そんなときは、単語の語幹や語尾に注目して意味を推測してみましょう。
具体例をお見せします。みなさん、 “devotee” という名詞の意味をご存知ですか?
“vote” (投票する)とか “devote” (献身する)とかなら見たことあるけど、 “devotee” は初めて見る……という方が多いのではないでしょうか。
実際、この単語は英検1級以上のレベルなので、知らないのも無理はありません。
しかし、この単語自体を知らなくても、語尾から意味を推測することはできます。
語尾の “-ee” に注目してください。みなさんの知っている単語で、この “-ee” という語尾を持つ単語が1つあります。
そう、“employee” ですね。「従業員」という意味の単語です。
“employ” が「雇用する」で、“employee” が「従業員」なのですから、語尾の “-ee” は「〜の人」というニュアンスを持っていることがわかります。
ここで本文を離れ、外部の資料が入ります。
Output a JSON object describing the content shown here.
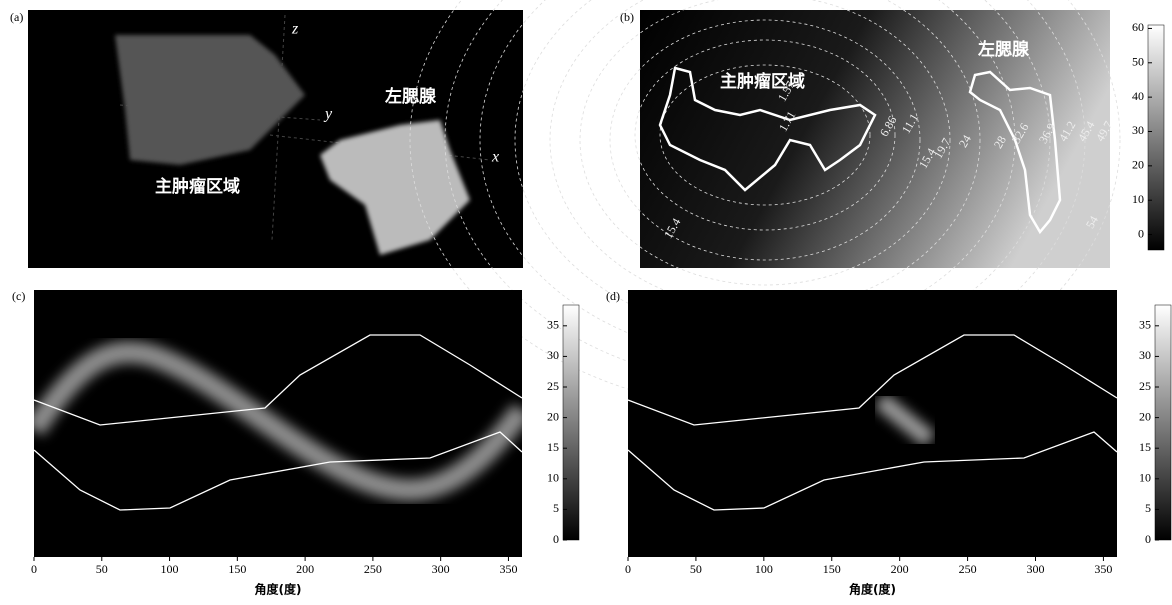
{
  "panels": [
    {
      "label": "(a)",
      "tumor": "主肿瘤区域",
      "gland": "左腮腺",
      "axes": [
        "x",
        "y",
        "z"
      ]
    },
    {
      "label": "(b)",
      "tumor": "主肿瘤区域",
      "gland": "左腮腺",
      "contour_labels": [
        "1.57",
        "1.71",
        "6.86",
        "11.1",
        "15.4",
        "19.7",
        "24",
        "28",
        "32.6",
        "36.9",
        "41.2",
        "45.4",
        "49.7",
        "54",
        "15.4"
      ],
      "colorbar": {
        "lim": [
          -4.5,
          61
        ],
        "ticks": [
          0,
          10,
          20,
          30,
          40,
          50,
          60
        ]
      }
    },
    {
      "label": "(c)",
      "xlabel": "角度(度)",
      "xlim": [
        0,
        360
      ],
      "xticks": [
        0,
        50,
        100,
        150,
        200,
        250,
        300,
        350
      ],
      "colorbar": {
        "lim": [
          0,
          38.4
        ],
        "ticks": [
          0,
          5,
          10,
          15,
          20,
          25,
          30,
          35
        ]
      }
    },
    {
      "label": "(d)",
      "xlabel": "角度(度)",
      "xlim": [
        0,
        360
      ],
      "xticks": [
        0,
        50,
        100,
        150,
        200,
        250,
        300,
        350
      ],
      "colorbar": {
        "lim": [
          0,
          38.4
        ],
        "ticks": [
          0,
          5,
          10,
          15,
          20,
          25,
          30,
          35
        ]
      }
    }
  ]
}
となると、 “devote” が「献身する」で “-ee” が「〜人」なので、 “devotee” は「献身する人=何かに没頭する人」だと推測できますね。
実際の “devotee” の意味は「愛好者・熱愛者・信者」なので、ほぼ正解です。
語彙力が高くなくても、語幹や語尾から単語の持つ情報を適切に処理できれば、自然と単語を理解できるので、落ち着いて意味を推測するようにしましょう。
英語長文でわからない単語が出たときの対処法③:直前と直後の文に注目する
全体の概要を掴んでも、語幹と語尾に注目しても意味を推測できない単語に出会った場合は、直前と直後の文に注目するようにしましょう。
以下の英文を見てください。
「技術史に関してはいろんな研究があるけれど、科学の歴史の中の古典的なアプローチに根差す知的なものと、経済やビジネスの歴史に根差す人為的なものがある」という趣旨で書かれた論文の続きです。
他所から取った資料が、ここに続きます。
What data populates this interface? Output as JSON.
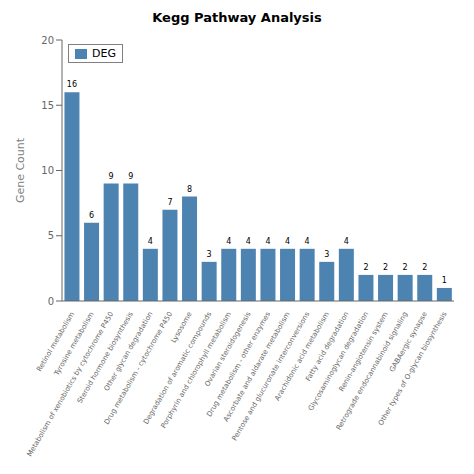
{
  "chart_data": {
    "type": "bar",
    "title": "Kegg Pathway Analysis",
    "y_label": "Gene Count",
    "categories": [
      "Retinol metabolism",
      "Tyrosine metabolism",
      "Metabolism of xenobiotics by cytochrome P450",
      "Steroid hormone biosynthesis",
      "Other glycan degradation",
      "Drug metabolism - cytochrome P450",
      "Lysosome",
      "Degradation of aromatic compounds",
      "Porphyrin and chlorophyll metabolism",
      "Ovarian steroidogenesis",
      "Drug metabolism - other enzymes",
      "Ascorbate and aldarate metabolism",
      "Pentose and glucuronate interconversions",
      "Arachidonic acid metabolism",
      "Fatty acid degradation",
      "Glycosaminoglycan degradation",
      "Renin-angiotensin system",
      "Retrograde endocannabinoid signaling",
      "GABAergic synapse",
      "Other types of O-glycan biosynthesis"
    ],
    "series": [
      {
        "name": "DEG",
        "color": "#4d83b0",
        "values": [
          16,
          6,
          9,
          9,
          4,
          7,
          8,
          3,
          4,
          4,
          4,
          4,
          4,
          3,
          4,
          2,
          2,
          2,
          2,
          1
        ]
      }
    ],
    "ylim": [
      0,
      20
    ],
    "yticks": [
      0,
      5,
      10,
      15,
      20
    ],
    "grid": false,
    "legend": "upper left",
    "data_labels": true
  }
}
Devotees of the first tradition have largely followed Edwin T. Layton’s lead and see technology as knowledge possessed by a “mirror-image twin” to the scientific community (Layton 1972).
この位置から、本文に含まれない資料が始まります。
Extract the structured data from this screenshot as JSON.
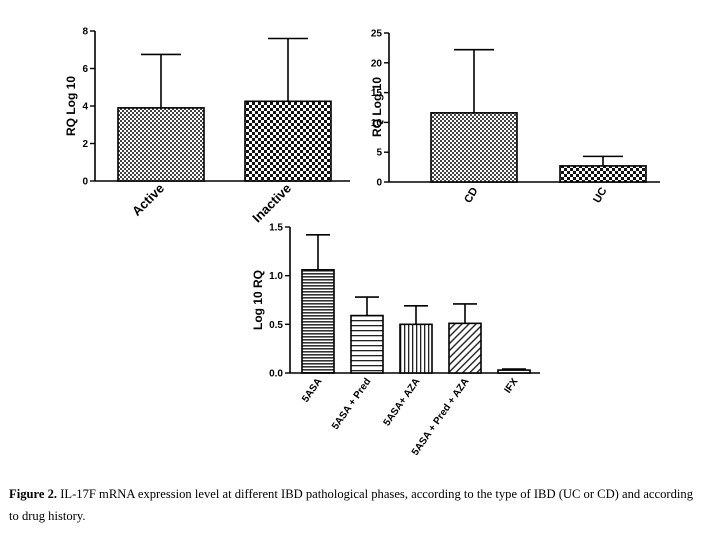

Adherents to the second tradition have focused primarily on entrepreneurship and technological change in the context of economic organizations.
2文目冒頭の “adherent” は難しい単語ですよね。 “devotee” と同じく、この単語も英検1級以上のレベルです。
しかも、 “devotee” と違って類推の手がかりが少ない。受験で出題されれば、多くの受験生が困惑するでしょうね。
でも、この難解な単語も1文目と2文目との関連を考えれば、自然と意味を推測できます。
1文目の冒頭と2文目の冒頭を見てください。 “Devotees of the first tradition” と “Adherents to the second tradition” という2つの表現は、明らかに対応していますよね。
となると、 “adherent” は “devotee” (愛好者・熱愛者・信者)とほぼ同義なのではないか、と推測できます。
“adherent” を辞書で調べてみると、「味方・支持者・信奉者」という意味が載っていました。大体合っていますね。
今回のようなわかりやすい対応関係が全ての文章にあるわけではありませんが、直前と直後の文の表現は関連している場合が多いので、困ったらぜひチェックしてみてくださいね。
おわりに:英語長文でわからない単語が出てきても、焦る必要はない。
いかがでしたか?
この記事では、英語の長文でわからない単語が出てきた時の対処法について紹介してきました。
英文の理解度は、語彙量だけでは決まりません。語彙量が不足していても、英文の情報処理能力が高ければ、十分に英文を理解できるのです。
わからない単語が出てきたら、この記事で紹介した3つのポイント
- 文章全体の概要を理解する
- 語幹・語尾に注目する
- 直前・直後の文に注目する
を意識して、適切に英文の情報を処理してみてくださいね。
それでは!!
- 神長信幸「文章理解の個人差の研究——ワーキングメモリと言語知識の個人差の研究」早稲田大学大学院教育学研究科
- Edward W. Constant “The Social Locus of Technological Practice: Community, System, or Organization?,” in The Social Construction of Technological Systems: New Directions in the Sociology and History of Technology (The MIT Press, 2012), p.217.